Thursday, November 28, 2013

Academics Y'all

So sometimes I write academic stuff. So sometimes I edit journals. Here are some examples here:
I promise I will be less boring in my next post.

MA Thesis
In this thesis, the concepts of administration and bureaucracy are argued to be far more important on a personal level than any sort of material possession. By studying the aspects of administration and its subtle, mundane yet somehow bizarre logic, "Please Complete The Form" weaves together a story of laws, lies, perceptions, aspirations and an early morning wrecking ball which sought to destroy a legacy.
"The moment a name is written on a form, administrative space has been entered. Within this paper space, a person is only what they have self-identified, common symbols arranged in such a manner to indicate existence. The form is a dividing line between the personal and the individual within a strict machine: the individual being the physical embodiment of statistical data, the personal serving as something more mystical, more human. Though being human seems to be the lesser concern, as forms, and indeed the spaces which hold and process them, have a different understanding of the living and the dead. By simply miswriting information, one could technically live forever, or never exist, or be in two places at once, which results in a strange kind of immortality, particularly when it has to come to a lawsuit."
(For the full thesis, see below)

The Accidental Iconoclasts
“Art cannot be criticized because every mistake is a new creation”: this is the poster-dogma of self named street artist “Mr. Brainwash” for his first UK show, a reinvention of his premier show in L.A., Life is Beautiful (Old Sorting Office, New Oxford Street, Bloomsbury, London). Initially the spray painted image invokes an avant garde battle cry, however this call to arms may actually be an act self-defence, given the artist’s backstory. Mr. Brainwash came into the public eye via the documentary Exit Through the Gift Shop (2010) . Mixing the mythologies of Emperor Claudius and Darth Vader, an odd but otherwise harmless shop-owner becomes seduced by hype, media, and the benefits of being a dangerous Street Artist via his cousin, the artist Space Invader. To mark the metamorphosis, Thierry Guetta changes his name to “Mr. Brainwash” and via a large public show, betrays the Street Art community by stealing their ideas to gain notoriety. At the end of the film the viewer, like the other artists, is meant to mix revulsion and indignation at the commercial success of Mr. Brainwash. He is portrayed as someone who never truly suffered for his art or developed a style, a fraud.
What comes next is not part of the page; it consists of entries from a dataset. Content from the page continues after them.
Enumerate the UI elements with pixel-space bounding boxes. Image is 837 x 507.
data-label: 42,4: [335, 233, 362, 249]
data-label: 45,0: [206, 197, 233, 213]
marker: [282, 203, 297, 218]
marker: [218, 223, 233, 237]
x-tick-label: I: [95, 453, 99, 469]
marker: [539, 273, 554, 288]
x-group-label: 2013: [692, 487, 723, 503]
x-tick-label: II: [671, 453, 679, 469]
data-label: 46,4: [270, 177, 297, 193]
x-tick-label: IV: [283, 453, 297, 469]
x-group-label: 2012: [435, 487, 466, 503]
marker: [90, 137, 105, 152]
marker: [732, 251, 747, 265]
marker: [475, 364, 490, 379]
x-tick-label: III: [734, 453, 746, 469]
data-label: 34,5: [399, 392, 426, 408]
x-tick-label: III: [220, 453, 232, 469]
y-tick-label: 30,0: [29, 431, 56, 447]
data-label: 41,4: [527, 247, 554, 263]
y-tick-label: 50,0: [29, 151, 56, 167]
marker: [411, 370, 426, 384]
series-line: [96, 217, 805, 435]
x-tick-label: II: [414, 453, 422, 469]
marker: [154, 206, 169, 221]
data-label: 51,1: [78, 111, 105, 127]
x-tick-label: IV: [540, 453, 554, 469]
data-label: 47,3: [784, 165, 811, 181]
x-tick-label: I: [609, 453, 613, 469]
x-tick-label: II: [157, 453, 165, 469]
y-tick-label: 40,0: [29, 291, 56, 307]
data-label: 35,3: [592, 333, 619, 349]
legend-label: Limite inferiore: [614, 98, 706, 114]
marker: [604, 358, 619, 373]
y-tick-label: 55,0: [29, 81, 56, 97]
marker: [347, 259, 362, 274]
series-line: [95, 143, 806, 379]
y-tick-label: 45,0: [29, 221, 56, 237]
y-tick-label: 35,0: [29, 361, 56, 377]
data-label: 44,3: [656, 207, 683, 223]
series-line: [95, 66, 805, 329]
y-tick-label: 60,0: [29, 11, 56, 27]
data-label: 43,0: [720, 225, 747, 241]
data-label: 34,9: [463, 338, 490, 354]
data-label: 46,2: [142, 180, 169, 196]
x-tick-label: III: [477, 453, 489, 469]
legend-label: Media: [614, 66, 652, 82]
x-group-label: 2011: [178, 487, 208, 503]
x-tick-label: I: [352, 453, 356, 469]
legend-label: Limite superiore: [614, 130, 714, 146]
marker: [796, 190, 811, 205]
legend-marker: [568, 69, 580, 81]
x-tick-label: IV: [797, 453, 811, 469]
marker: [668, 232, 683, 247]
We’re meant to be mad not because he made money, but because he cheated.
(For the full article, see below)

Diamond Rock Stars and The People Who Watch Them
The Shard as we know it now, indivisible from the Southwark skyline, is a both a sign of the times and very much not. The most telling aspect of the building may not be the construction or layout, but in how it simultaneously orients and divides the profession of architecture. From conception to critique, it is both a fore-runner of possible trends and the beginning of the end for a particular kind of architectural persona. The building makes a defining statement about what it means to be "corporate" in a media-savvy and somewhat tech-oppressive environment. Indeed more than any other of Renzo Piano’s work or even Irvine Sellar’s (the man behind Sellar Property Group) investments, the Shard requires something more to be successful: the Shard needs love or better yet, envy. In its raw ambition, the Shard wants to be as photo-friendly as any other tourist spot in London, however there are elements that are preventing the architecture achieving this, elements that boil down to how the Shard is viewed by "us" and "them" .
(For the full article, see below)

A Perfectly Imagined Ruin
“I knew that good like bad, becomes a routine, that the temporary tends to endure, that what is external permeates to the inside, and that the mask, given time, comes to be the face itself.”
When Marguerite Yourcenar wrote the above in 1951 she was referencing the personal struggle of a man who eventually becomes the tyrant he was only pretending to be. Though specific in its imagining, this quote recalls another from Fredrich Nietzsche “Talking much about oneself can also be a means to conceal oneself.” Between these two reflections we can begin to identify a theme: the modern dilemma of labeling. As technology becomes faster, better, more malleable, as influence becomes vast, exotic, tenuous, it seems that to make a mark, to be remembered, requires a fantastic amount of self-assurance. Doubt is for dreams, regret is for memoirs and in the introduction at least, there can be no room for confusion: this is me. That self-assertion is as much about defining what you are as much as what you are not, often resulting in a simplistic ego that may not fit the intent. To become an icon, the modern author must assume whatever they pretend to be and Architects, as part of the authorial community, are not excused. Within the twentieth century in particular, the labeling of architects became the most vastly altered element of the field. Though one site in particular seems to be as philosophically challenging to labels as its designer (the subject of Yourcenar’s novel) was: The Villa Adriana.